Our work spans peer-reviewed journals, practice publications, and curriculum research — grounded in real clinical and educational settings.
2020
Medical Education
Introductory machine learning for medical students: A pilot
A student-led pilot course at UBC introduced medical students to machine learning through a 10-hour extracurricular curriculum combining lectures, Python workshops, guest speakers, and a team project.
Key Insight: First introductory ML course for medical students in Canada. 84% of respondents had little to no coding experience; students rated the course 4.5/5 and achieved 92% accuracy classifying breast tumours.
2022
Communications Medicine
Describes a five-week Introduction to Medical AI workshop delivered across three iterations and refined to fit how medical students learn, emphasizing case-based teaching and guided programming.
Key Insight: The program grew from 8 students in 2019 to 225 registrants from 8 Canadian medical schools in 2020, showing that student-led AI education can scale nationally.
2022
JMIR Medical Education
A national survey examining how students across health professions understand AI, how they expect it to affect their work, and what they want from future curricula.
Key Insight: 2,167 respondents across 10 health professions and 18 universities. 51% could not define AI accurately; 79% expected AI to affect their careers; 75% had a positive outlook.
2023
PLOS Digital Health
A systematic review synthesizing literature on what medical students should learn about AI and how AI education should be implemented responsibly.
Key Insight: Screened 991 records and included 34 studies, identifying six recurring curriculum themes: ethics, theory, communication, collaboration, quality improvement, and perception.
2024
npj Digital Medicine
Developing a Canadian artificial intelligence medical curriculum using a Delphi study
A national Delphi study translating prior survey and review work into a concrete competency-based curriculum framework for Canadian undergraduate medical education.
Key Insight: 18 experts across 3 survey rounds judged 82 of 107 curricular competencies essential — one of the clearest consensus-based curriculum frameworks in AI medical education.
2024
This Changed My Practice (UBC CPD)
Talking smart: conversational AI streamlines clinical practice
A practice-focused article on conversational AI and digital scribes in family medicine, centered on documentation burden, burnout, and cautious use of AI in patient encounters.
Key Insight: Physician burnout rates as high as 45.7% in Canada with an estimated annual cost of $213 million.
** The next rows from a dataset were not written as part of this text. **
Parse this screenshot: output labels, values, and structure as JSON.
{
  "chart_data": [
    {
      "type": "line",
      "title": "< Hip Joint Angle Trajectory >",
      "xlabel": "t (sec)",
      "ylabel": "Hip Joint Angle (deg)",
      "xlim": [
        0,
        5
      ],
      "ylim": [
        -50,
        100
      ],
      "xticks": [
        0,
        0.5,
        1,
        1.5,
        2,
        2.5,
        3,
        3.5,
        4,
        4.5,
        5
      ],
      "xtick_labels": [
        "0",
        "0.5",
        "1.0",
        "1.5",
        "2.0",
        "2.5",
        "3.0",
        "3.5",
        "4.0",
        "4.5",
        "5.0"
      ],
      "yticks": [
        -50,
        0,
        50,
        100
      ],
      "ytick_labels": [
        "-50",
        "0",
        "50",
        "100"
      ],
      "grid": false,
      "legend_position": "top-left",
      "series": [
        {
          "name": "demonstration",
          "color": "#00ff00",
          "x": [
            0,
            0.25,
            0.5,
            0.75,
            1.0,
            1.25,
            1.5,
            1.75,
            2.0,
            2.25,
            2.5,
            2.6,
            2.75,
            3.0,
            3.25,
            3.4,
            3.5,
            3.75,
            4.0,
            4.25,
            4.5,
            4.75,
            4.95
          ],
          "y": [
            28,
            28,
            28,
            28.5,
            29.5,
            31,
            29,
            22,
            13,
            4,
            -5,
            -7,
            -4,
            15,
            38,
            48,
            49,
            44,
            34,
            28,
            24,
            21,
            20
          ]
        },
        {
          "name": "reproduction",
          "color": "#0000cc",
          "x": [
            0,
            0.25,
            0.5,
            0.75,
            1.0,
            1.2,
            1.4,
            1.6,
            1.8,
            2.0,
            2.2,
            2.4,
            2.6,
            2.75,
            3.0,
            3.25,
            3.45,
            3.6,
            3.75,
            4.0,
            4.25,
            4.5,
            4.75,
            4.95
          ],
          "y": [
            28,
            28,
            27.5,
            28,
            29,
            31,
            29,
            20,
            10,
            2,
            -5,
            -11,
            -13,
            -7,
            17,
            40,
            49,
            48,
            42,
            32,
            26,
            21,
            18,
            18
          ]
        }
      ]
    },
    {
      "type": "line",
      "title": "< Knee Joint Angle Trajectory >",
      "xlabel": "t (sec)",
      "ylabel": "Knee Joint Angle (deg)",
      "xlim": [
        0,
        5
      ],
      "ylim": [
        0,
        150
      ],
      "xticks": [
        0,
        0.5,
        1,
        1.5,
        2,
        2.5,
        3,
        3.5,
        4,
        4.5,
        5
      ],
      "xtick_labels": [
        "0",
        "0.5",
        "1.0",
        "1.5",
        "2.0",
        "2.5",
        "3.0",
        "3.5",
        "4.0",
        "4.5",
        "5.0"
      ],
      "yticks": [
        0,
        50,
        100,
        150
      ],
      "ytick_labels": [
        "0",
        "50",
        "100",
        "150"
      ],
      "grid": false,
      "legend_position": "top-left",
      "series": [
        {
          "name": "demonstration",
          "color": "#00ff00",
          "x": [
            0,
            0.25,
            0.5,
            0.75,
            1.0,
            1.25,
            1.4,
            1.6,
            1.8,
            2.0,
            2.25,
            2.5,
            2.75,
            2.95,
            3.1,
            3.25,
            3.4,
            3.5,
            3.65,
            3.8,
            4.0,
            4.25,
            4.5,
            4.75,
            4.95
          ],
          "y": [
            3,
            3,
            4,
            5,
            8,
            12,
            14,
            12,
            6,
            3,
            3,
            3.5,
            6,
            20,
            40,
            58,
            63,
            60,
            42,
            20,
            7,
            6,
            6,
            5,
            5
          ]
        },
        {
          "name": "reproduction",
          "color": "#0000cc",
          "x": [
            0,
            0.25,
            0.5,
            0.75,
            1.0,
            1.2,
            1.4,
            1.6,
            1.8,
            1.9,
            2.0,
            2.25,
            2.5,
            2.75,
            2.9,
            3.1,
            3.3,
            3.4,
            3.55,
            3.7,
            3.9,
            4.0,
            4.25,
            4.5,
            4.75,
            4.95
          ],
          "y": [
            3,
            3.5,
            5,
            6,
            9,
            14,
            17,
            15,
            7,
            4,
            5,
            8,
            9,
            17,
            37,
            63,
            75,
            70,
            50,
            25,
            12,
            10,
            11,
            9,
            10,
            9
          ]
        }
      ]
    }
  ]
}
Digital scribes are positioned as a response to documentation burden — with physician review, consent, and privacy safeguards required.
2025
BC Medical Journal
Artificial intelligence in family medicine: Opportunities, impacts, and challenges
Maps how AI may influence the continuum of patient care in family medicine — from patient engagement and encounter preparation to diagnosis, treatment planning, and long-term management.
Key Insight: Organizes AI use across five phases of care. Cites a gastroenterology study where AI-based record organization saved clinicians 18% of the time spent addressing clinical questions without reducing accuracy.